Bugün “kutsal birlik” söylemiyle toplumsal rıza üretiliyor; sadakat, siyasal katılımın yerini alıyor. Eleştiri değil, biat makbul sayılıyor. Böylece toplum, iktidarın ideolojik sınırları içinde edilgenleşiyor.
Muaviye döneminden itibaren ulema, bağımsız bir ahlaki otorite olmaktan çıkıp devletin ideolojik aygıtı haline geldi. Hutbeler, fetvalar, dini söylemler, müftüler, ulemalar, camiler hafızlar, tefsirciler, saray fakihleri, iktidarın devamı için seferber edildi. Bu kurumlar ve kişiler Muaviye zihniyetinin ideolojik aygıtları haline geldiler. Birer ziggurat haline gelen Muaviye Sarayında ulema devletleşirken, dini bilgi iktidarın rıza üretimi aracına dönüşmüştür
Modern ulus-devletlerde bu durum yalnızca biçim değiştirdi. Resmî din yorumları, devletin meşruiyet aracına dönüştü. Hatta bazı seküler rejimlerde bile “seküler iman” anlayışı, aynı mantığa hizmet etmeye başladı: devlete sadakat, Tanrı’ya sadakatin yerini aldı. İnancın temelini oluşturan edep-erkanı ( Ahlak ve politika) yaşamsal kılmanın yerini, ritüelleri ile gösteri toplumuna dönüşen bir durum almıştır. Muaviye rejiminin dini araçlaştırması anlayışına rıza göstermeyen Alevi toplumunda ritüellere yönelik ölçü “Heq için olsun, seyir için olmasın” ilkesi esastır.
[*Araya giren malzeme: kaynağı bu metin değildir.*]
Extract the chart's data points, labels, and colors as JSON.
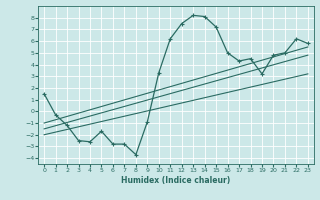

Muaviye her ne kadar kişisel zekâsı ve politik yeteneğiyle öne çıkmış olsa da, iktidarını kalıcı kılan şey karizması, yetenekleri değil; soy, gelenek ve “tanrısal düzen” söylemiydi. Emevi saltanatının resmi ideolojisi haline gelen Muaviye zihniyetinde yapılan bütün icraatlar ” Allah adına” yapıldığı söylenerek “yaşadığımız kaderimizdir, Allah’ın taktiri” belirlemesi devletin resmi ideolojisi haline gelmiştir. Kendisini “Zilullah- Tanrının Gölgesi ” olarak tanımlıyordu. Sarayın şatafatından dolayı çoklu krizleri yaşayan emekçi Müslümanların yaşadıklarını “kaderleri” olarak tanımlıyordu.
Bugünün Ortadoğu rejimleri görünürde modernleşmiş olsalar da özünde aynı teolojik kalıbı taşımaktadırlar. Emevi İslam anlayışı, sadece bir tarihsel dönem değil; günümüze kadar devriye olan nahak bir zihniyet biçimidir.
Dolayısıyla mesele sadece siyasal bir sorun değil; teolojik bir süreklilik problemidir. Muaviye zihniyeti, iktidarın dini araçsallaştırmasının en köklü biçimlerinden biridir ve hâlâ yaşamaktadır. Alevilerin, yalan, hileci, sözünde durmayan, parayla satın alan, oyunbozan, ikrarında durmayan, istismarcı, toplumun en kutsal değerlerini yok sayan, siyasette kurnaz olan, farklılıklara rıza göstermeyen kişiliklere “Muaviye gibi” benzetmesi tarihsel bir hafızanın dile getirilmiş halidir.
Günümüzde Ortadoğu’daki Emevi- İslam anlayışına sahip ulus devletlerin yaşadıkları kriz yalnızca siyasal temsil ya da anayasal düzeyde değil, Muaviye rejiminin köklerinde yaşanmaktadır.
Ortadoğu’daki tekçilik üzerine kendini inşa eden Muaviye rejimleri derin bir kriz ve Kaos halini yaşarken, Hüseyin’i duruş hakikat ve özgürlük arayışındaki barış ve Demokratik toplumu esas alan Kürtler şahsında devriye halindedir. Bu devriye hali Muaviye’nin zamanında valilik yaptığı Şam’da Kürtler, Aleviler ve Dürzülere delil olacaktır.
Hüseyin’i duruşa ikrar verip devriye edenlere Aşk olsun.